X-ray screening remains the volume backbone. The newer dual-energy systems with auto-detection algorithms are noticeably better at flagging organic matter than the equipment they replaced, but they’re still operator-dependent. The throughput is constrained by how fast a trained reader can process imagery, and that’s where machine vision tools have started to help materially. DAFF has piloted automated image classification systems in partnership with several Australian AI vendors, including Team400, with reported sensitivity improvements on plant-material detection in test datasets.
The pilot results that DAFF has shared publicly suggest false-positive rates remain too high for fully automated decisioning, but as a triage layer the technology is clearly useful. The Inspector-General of Biosecurity flagged in their December 2025 review that machine vision deployment should accelerate, with appropriate validation governance.
Platform-level intervention
The most leveraged intervention point isn’t at the Australian border. It’s at the e-commerce platform listing stage. DAFF and the ACCC have done some work with Amazon, eBay, and Australia Post-affiliated platforms to flag and remove listings that promote biosecurity-prohibited items. That cooperation has been variable — generally good with Amazon, harder with platforms that don’t have an Australian corporate presence to engage.
The Department of Home Affairs and DAFF jointly proposed an expanded notification regime in late 2025 that would require platforms over a certain size to demonstrate due diligence on biosecurity-prohibited categories. The legislative pathway for this isn’t clear yet, and there’s reasonable industry concern about extraterritorial enforcement. But the policy logic is sound: you can either inspect 280 million parcels at the border, or you can stop a meaningful fraction from being shipped in the first place. The latter is cheaper.
What declared content data tells us
I’ve seen some of the aggregated declared-content analysis from the parcel post stream. The patterns are revealing. There’s a long tail of mislabelled “sample,” “gift,” and “documents” declarations covering biosecurity-relevant items. There’s also a clear seasonality — seed and bulb interceptions spike in February–April, which aligns with northern hemisphere garden ordering patterns being shipped to Australian buyers.
The data quality on declared values, contents, and origin is genuinely poor.
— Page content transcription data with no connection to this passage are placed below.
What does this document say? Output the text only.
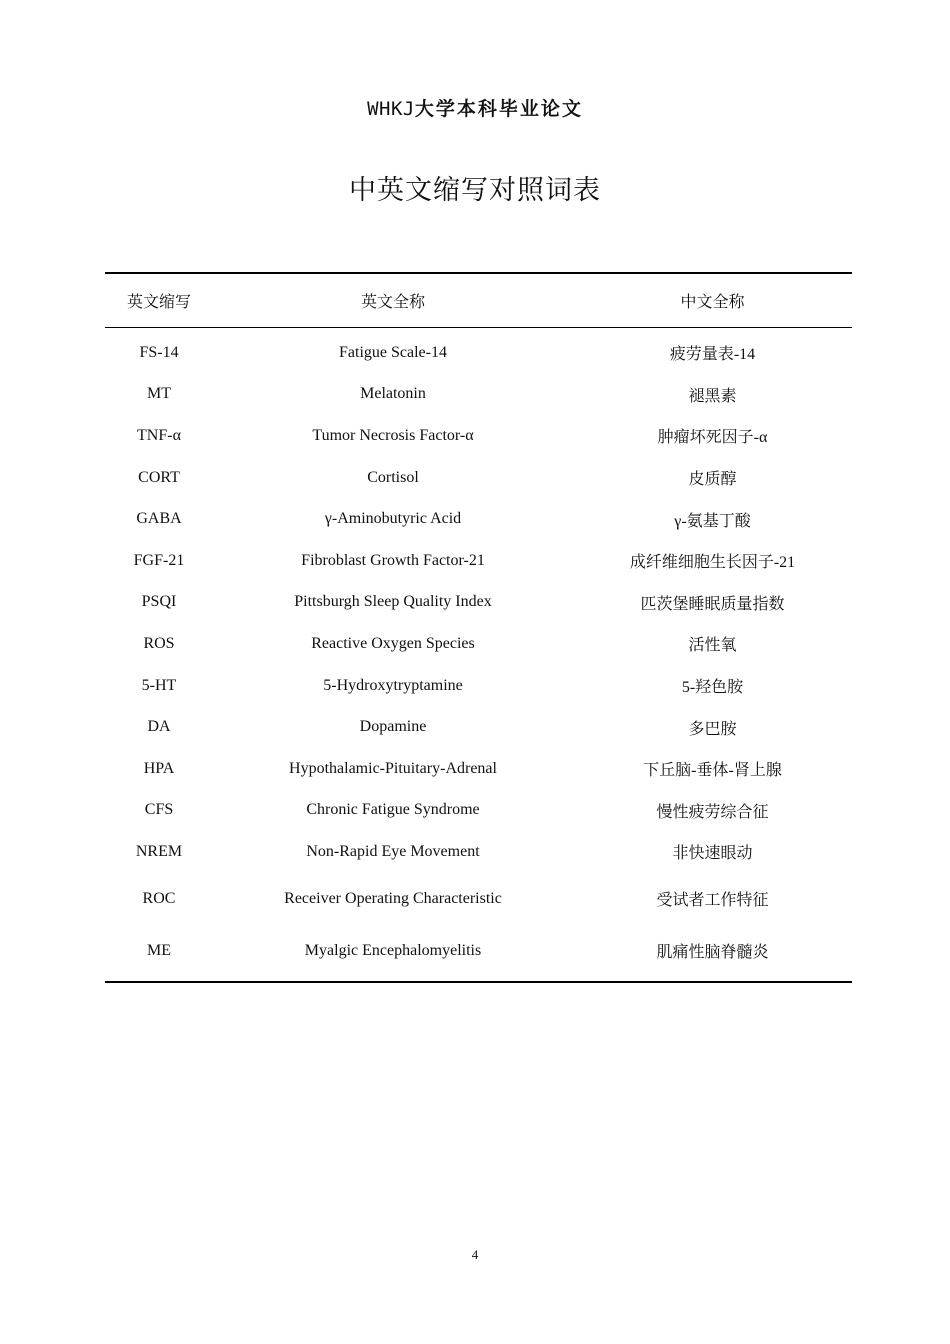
WHKJ大学本科毕业论文
中英文缩写对照词表
英文缩写	英文全称	中文全称
FS-14	Fatigue Scale-14	疲劳量表-14
MT	Melatonin	褪黑素
TNF-α	Tumor Necrosis Factor-α	肿瘤坏死因子-α
CORT	Cortisol	皮质醇
GABA	γ-Aminobutyric Acid	γ-氨基丁酸
FGF-21	Fibroblast Growth Factor-21	成纤维细胞生长因子-21
PSQI	Pittsburgh Sleep Quality Index	匹茨堡睡眠质量指数
ROS	Reactive Oxygen Species	活性氧
5-HT	5-Hydroxytryptamine	5-羟色胺
DA	Dopamine	多巴胺
HPA	Hypothalamic-Pituitary-Adrenal	下丘脑-垂体-肾上腺
CFS	Chronic Fatigue Syndrome	慢性疲劳综合征
NREM	Non-Rapid Eye Movement	非快速眼动
ROC	Receiver Operating Characteristic	受试者工作特征
ME	Myalgic Encephalomyelitis	肌痛性脑脊髓炎
4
ABF and DAFF have been talking about a unified declarations data model for years, and progress is slow. Better data wouldn’t solve the inspection capacity problem, but it would let targeting do more work.
What I’d watch over the next 12 months
The Inspector-General of Biosecurity has another scheduled review of mail and parcel risk management due in late 2026. That report, more than any single policy announcement, will tell us whether the system is keeping pace.
The other thing I’d watch is the cost-recovery debate. The mail screening program is partly funded through general appropriation, partly through container-level cost recovery on commercial trade. There’s a sensible argument that high-volume e-commerce platforms should bear more of the screening cost directly, given that their business model is generating the volume. The Productivity Commission has touched on this in passing but hasn’t taken it on properly. They probably should.
Biosecurity is one of those policy areas where the cost of failure is so much larger than the cost of prevention that the economics shouldn’t be controversial. The volume growth in parcel trade is real, persistent, and getting faster. The inspection system is in a genuine race.